Percebemos quando ele chegou à cidade. Homem novo, gente nova, claro. Gente diferente. Assim era o que ele nos inspirava: uma sutil e extravagante diferença. As duas coisas. A mulherada assanhada jogava todas as hipóteses e informações adquiridas. Hum, parece que ele gosta de rock. Hum, parece que ele fuma. Hum, parece que ele bebe. Hum, parece que ele gosta de blues.
Quando Pacceli chegou, parece que foi um furacão de olhares. E ficamos acostumadas a dizer assim: Samara é a felizarda, os dois têm sorte.
Era uma figura na motoca. Um personagem. Começou a aparecer como intelectual imbatível, com as posturas corretas e de extrema convicção. Se duvidasse de algo, assumiria. Não cansava de receber elogios. Não cansava porque não escondia sua vaidade. Sabia que desmanchava corações. E com uma voz meio rouca, meio gutural, meio plástica.
Pacceli, o professor. A barba rala, rarefeita, para dizer de um ser com identidade. Parecia gordo, às vezes. Parecia fofo, às vezes. Parecia acima do peso, somente. Não tínhamos o que reclamar. Tínhamos o que admirar. Daí, mantínhamos amizades espiãs no campus para falar dele, sobre o que ele fazia, o que ele contava de piadas, como eram suas aulas. Mulher, quando quer, é unida.

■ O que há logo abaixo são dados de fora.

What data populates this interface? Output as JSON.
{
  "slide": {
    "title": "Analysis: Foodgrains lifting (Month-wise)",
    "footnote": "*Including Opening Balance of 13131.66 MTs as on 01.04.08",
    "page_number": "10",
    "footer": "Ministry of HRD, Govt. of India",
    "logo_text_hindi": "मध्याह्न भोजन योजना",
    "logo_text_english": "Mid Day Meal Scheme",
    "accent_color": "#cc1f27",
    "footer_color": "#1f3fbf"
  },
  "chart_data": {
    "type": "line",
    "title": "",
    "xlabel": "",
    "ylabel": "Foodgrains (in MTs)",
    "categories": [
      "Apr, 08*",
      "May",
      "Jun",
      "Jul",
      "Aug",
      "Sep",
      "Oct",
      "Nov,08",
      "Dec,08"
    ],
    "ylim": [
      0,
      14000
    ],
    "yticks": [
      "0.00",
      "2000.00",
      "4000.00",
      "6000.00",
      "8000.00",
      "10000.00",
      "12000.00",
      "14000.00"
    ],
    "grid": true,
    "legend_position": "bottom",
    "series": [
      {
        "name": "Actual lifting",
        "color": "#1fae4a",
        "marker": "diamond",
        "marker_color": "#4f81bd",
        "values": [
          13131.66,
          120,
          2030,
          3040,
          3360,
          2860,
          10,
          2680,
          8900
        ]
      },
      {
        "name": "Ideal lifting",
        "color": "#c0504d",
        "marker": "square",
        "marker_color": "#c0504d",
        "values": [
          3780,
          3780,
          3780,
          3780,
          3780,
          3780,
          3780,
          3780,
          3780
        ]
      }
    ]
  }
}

O forasteiro logo se tornou fã do Açude Grande. O forasteiro logo se tornou filho. Era dotado de uma estranha simplicidade também. Como explicar essa feição roceira e urbanística? Uma estatura meio cosmopolita e, ao mesmo tempo, sertaneja. Bom para servir nhoque à bolonhesa, mas, também, carne de sol com macaxeira.
Pacceli virou meu leitor. Quanta honra. Como assim? Você é meu leitor? Eu perguntei, quando ele comentou uma crônica. Gelei na hora. Era como um ator de cinema: de perto, queremos o autógrafo. No meu imaginário, era mais a responsabilidade em ser escritora para um fetiche de muitas mulheres. Era a responsabilidade de editar uma revista que ele gostava.
Segundo os alunos, o cara. Segundo os leitores, autêntico. Quando ele soube que eu estava engrampada com a História, estudando Monteiro Lobato, soltou vivas de felicidade. Fez questão de me dizer. Na reta final da produção da minha dissertação, por acaso nos vimos no campus. Perguntou se eu já tinha tido aquela vontade de rasgar tudo e começar do zero. Perguntou, rindo, se meu julgamento era confuso, de olhar para o lixo de vez em quando. Eu respondi, na hora, que sim. Ele disse: fique tranquila, Dona Moura, pois são os espinhos do conhecimento.
Sentia que ele falava como se musicasse, mas quase não o vi tocar na Arlequim. Aliás, devo ter visto uma vez. Muito pouco. Ficamos nos devendo mais conversas, criancices e melodias da vida.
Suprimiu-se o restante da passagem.